What was supposed to be a tasty chicken dinner became a race against the clock. A tiny fragment of bone got wedged right in the child’s subglottis. That is the very top part of the windpipe. It’s an absolute nightmare scenario. The airway was suddenly partially blocked. The little one’s oxygen levels crashed fast. They couldn’t pull enough air into their lungs to survive. Carbon dioxide started building up. The blood stopped getting fresh oxygen. The family didn’t wait around. They rushed the toddler straight to the emergency ward at SSKM Hospital in Kolkata. It was the absolute best move they could have made under extreme duress.
What actually happened here is simple. A two-year-old child from Malda choked on a chicken bone during a New Year meal. The bone blocked the upper airway, causing severe oxygen loss. Doctors at SSKM Hospital quickly performed a rigid bronchoscopy to safely remove the bone and save the child’s life.

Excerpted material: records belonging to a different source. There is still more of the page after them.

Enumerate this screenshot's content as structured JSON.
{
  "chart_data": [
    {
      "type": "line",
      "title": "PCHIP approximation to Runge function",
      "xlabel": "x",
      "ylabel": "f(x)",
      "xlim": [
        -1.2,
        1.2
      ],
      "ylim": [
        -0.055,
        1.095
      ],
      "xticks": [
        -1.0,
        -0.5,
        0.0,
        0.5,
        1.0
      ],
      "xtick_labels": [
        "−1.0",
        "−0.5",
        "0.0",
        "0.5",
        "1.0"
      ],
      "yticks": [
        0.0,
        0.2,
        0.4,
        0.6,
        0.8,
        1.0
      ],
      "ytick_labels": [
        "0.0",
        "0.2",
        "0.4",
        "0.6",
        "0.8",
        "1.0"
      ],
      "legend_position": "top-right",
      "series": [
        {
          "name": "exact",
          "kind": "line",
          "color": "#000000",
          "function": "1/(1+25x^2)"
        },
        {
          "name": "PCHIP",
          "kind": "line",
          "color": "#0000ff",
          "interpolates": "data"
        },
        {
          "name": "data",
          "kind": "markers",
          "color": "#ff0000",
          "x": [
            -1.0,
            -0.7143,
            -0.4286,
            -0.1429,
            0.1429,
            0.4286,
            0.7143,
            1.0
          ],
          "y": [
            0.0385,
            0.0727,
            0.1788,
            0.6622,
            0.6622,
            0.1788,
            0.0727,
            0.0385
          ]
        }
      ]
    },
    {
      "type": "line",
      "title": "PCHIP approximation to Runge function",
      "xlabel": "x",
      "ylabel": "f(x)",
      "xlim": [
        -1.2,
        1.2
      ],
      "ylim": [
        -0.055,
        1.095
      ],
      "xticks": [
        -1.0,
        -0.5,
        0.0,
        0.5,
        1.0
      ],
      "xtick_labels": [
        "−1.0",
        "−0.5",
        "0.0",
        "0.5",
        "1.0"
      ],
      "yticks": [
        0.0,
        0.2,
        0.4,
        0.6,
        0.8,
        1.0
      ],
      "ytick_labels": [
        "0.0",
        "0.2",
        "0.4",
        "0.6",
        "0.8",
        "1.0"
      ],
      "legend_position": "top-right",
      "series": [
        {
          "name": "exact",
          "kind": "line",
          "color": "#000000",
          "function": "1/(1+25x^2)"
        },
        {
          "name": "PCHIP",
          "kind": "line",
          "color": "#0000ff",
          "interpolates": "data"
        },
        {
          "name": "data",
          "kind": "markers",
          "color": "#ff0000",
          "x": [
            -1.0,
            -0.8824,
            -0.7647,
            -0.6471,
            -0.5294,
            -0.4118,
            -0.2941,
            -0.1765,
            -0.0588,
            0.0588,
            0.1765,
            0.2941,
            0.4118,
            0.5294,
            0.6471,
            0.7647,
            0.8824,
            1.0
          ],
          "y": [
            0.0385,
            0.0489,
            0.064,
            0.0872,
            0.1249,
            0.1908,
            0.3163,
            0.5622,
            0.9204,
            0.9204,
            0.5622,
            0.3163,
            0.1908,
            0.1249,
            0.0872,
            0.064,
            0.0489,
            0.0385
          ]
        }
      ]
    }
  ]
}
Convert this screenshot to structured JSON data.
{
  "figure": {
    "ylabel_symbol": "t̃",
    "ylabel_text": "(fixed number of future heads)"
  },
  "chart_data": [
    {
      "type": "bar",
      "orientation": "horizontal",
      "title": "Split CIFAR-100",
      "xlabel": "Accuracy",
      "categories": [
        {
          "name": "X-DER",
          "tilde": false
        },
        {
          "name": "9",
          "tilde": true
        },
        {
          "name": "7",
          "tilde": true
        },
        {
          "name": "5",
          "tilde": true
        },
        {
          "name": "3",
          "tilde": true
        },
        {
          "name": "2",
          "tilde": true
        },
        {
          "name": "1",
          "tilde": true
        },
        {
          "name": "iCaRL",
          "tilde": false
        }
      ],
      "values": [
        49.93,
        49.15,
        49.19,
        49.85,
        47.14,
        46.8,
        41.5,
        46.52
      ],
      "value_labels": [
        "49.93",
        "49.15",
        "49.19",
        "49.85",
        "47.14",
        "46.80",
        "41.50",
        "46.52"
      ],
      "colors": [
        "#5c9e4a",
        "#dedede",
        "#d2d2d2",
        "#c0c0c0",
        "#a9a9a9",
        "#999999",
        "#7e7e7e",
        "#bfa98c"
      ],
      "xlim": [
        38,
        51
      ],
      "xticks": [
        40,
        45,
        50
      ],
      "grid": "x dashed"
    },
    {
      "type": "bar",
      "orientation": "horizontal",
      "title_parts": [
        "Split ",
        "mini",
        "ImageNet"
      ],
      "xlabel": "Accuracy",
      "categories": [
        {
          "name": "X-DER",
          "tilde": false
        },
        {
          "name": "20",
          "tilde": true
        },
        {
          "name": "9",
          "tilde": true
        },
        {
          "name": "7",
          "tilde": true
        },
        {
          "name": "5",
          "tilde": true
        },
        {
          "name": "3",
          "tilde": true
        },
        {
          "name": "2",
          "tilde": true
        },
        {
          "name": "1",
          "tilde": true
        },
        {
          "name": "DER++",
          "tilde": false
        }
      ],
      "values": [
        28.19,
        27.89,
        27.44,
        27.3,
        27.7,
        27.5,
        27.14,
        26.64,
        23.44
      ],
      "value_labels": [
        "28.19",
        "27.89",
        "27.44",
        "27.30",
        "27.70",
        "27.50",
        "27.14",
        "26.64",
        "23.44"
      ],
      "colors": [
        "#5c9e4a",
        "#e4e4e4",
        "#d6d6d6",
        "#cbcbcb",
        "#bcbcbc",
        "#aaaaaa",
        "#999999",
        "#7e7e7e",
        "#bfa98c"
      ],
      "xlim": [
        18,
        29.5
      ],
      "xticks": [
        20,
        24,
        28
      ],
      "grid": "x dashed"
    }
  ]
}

How close was this to a tragedy?
It breaks my heart to read about things like this, mostly because it happens far more often than we think. We often hand toddlers pieces of meat, assuming we got all the bones out. But children under three just don’t have the airway capacity to deal with our mistakes. Dr. Sayan Hazra and his team at SSKM are the real heroes here. They used a specialized procedure called rigid bronchoscopy to fish out the blockage. The margin for error was virtually zero. The subglottis is highly sensitive. Blockages here don’t just stop breathing. They can permanently damage vocal cords. If they had waited even a few more minutes, the lack of oxygen would have caused permanent brain damage or worse. As a news editor who sees countless tragic medical reports, this particular story serves as a massive wake-up call for parents everywhere. Always double-check your child’s food. Mash it up. Feel it with your own fingers before you serve it. We get way too comfortable during holiday meals. We let our guard down when the dining room is loud and chaotic. This brilliant medical team managed to pull off a miracle under intense pressure. Under the watchful eye of Director Dr. Arunabha Sengupta, the surgical and anesthesia teams worked seamlessly. Doctors Divya Daga, Bhaskar Biswas, and Purba Ghosh stepped up alongside the anesthetists. They did not hesitate. They gave a panicked family their baby back. That is exactly the kind of uplifting human news we desperately need to start our year.